JoKDNet: A joint keypoint detection and description network for large-scale outdoor TLS point clouds registration

doi:10.1016/j.jag.2021.102534

International Journal of Applied Earth Observation and Geoinformation

Volume 104, 15 December 2021, 102534

https://doi.org/10.1016/j.jag.2021.102534 Get rights and content

Under a Creative Commons license

open access

Highlights

•
The registration provides complete data for monitoring of complex environment.
•
JoKDNet is the first focuses on large-scale outdoor TLS point clouds registration.
•
Keypoint detection and description are jointly learned to register point clouds.

Abstract

Registration of large-scale outdoor Terrestrial Laser Scanning (TLS) point clouds remains many challenges in the scenes with symmetric and repetitive elements (e.g., park, forest, and tunnel), the weak geometric features (e.g., underground excavation), and dramatically changes in different phases (e.g., mountain).
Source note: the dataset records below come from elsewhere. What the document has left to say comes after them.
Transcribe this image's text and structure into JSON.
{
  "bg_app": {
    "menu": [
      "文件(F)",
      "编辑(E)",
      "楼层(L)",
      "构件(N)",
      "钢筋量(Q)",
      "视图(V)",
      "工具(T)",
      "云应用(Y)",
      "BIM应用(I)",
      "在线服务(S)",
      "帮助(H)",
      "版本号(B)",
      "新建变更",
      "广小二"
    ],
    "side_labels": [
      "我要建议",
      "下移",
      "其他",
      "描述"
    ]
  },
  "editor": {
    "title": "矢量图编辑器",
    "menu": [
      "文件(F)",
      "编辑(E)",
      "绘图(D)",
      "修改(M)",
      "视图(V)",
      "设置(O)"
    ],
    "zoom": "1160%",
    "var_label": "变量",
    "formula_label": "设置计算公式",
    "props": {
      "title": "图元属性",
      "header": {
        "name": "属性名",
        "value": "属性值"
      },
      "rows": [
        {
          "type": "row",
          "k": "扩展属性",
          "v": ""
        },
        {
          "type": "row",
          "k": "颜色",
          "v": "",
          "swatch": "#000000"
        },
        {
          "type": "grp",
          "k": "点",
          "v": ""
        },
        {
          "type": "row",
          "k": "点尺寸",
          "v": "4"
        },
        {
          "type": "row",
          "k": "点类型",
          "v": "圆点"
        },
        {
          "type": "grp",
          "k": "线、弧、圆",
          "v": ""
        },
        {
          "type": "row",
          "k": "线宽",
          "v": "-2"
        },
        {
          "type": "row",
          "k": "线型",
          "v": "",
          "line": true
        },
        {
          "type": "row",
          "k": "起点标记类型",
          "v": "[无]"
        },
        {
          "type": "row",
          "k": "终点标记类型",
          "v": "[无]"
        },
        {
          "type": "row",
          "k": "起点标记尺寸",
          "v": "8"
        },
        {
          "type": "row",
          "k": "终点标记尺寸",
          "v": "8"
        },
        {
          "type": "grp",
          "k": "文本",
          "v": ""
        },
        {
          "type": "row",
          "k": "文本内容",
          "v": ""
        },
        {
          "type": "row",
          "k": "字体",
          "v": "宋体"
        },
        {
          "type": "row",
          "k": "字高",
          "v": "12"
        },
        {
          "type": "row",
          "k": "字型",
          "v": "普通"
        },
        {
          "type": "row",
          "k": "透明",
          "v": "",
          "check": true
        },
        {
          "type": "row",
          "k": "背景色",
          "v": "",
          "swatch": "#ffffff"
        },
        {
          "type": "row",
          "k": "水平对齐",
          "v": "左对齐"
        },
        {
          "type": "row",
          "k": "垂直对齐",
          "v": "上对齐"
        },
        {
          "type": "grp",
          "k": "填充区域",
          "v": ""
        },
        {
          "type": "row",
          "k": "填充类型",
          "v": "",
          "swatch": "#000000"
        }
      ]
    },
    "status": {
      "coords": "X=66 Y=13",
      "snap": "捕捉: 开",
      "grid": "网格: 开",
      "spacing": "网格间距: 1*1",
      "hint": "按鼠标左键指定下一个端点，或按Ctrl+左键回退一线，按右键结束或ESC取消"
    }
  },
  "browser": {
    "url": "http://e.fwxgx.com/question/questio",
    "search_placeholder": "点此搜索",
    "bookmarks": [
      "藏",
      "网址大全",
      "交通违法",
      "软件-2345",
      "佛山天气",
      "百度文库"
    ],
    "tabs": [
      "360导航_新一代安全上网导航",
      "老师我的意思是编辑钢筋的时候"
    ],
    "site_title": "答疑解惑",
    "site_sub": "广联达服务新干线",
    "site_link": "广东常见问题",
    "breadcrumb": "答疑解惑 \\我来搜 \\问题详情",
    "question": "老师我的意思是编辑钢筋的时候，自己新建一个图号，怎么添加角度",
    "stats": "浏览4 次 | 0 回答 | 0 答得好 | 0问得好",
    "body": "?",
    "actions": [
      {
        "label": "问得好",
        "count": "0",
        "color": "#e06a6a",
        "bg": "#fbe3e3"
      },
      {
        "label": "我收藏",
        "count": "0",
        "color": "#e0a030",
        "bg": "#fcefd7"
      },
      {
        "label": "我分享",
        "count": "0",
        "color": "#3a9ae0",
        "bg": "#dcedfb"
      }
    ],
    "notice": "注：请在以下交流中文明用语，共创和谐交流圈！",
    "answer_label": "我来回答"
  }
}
To address these issues, a novel neural network JoKDNet is proposed to jointly learn the keypoint detection and feature description to improve the feasibility and accuracy of point clouds registration. Firstly, a novel keypoint detection module is introduced to automatically learn the score of each sampled point and regard the most significant Top-k sampled points as the detected keypoints. Secondly, an enhanced feature description module is proposed to learn the feature representation of each keypoint by fusing the hierarchical local features and context features. Thirdly, a loss function is designed to make the detected keypoints more distinguishable for matching, which simultaneously maximizes the feature distance between non-corresponding keypoints and minimizes the feature distance of corresponding keypoints. Finally, the distance matrix module and RANdom SAmple Consensus (RANSAC) are utilized to determine the correspondences of source and target point clouds for the transformation calculation. Comprehensive experiments show that the JoKDNet performs effectively on five challenging scenes (e.g., park, forest, tunnel, underground excavation, and mountain) from two datasets (WHU-TLS and ETH-TLS) in terms of registration errors, and robustness to varying scenes, with the maximum rotation error less than 0.06° and maximum translation error less than 0.84 m without ICP.

Keywords

Point clouds

Registration

3D deep learning

Keypoint detection

Feature descriptor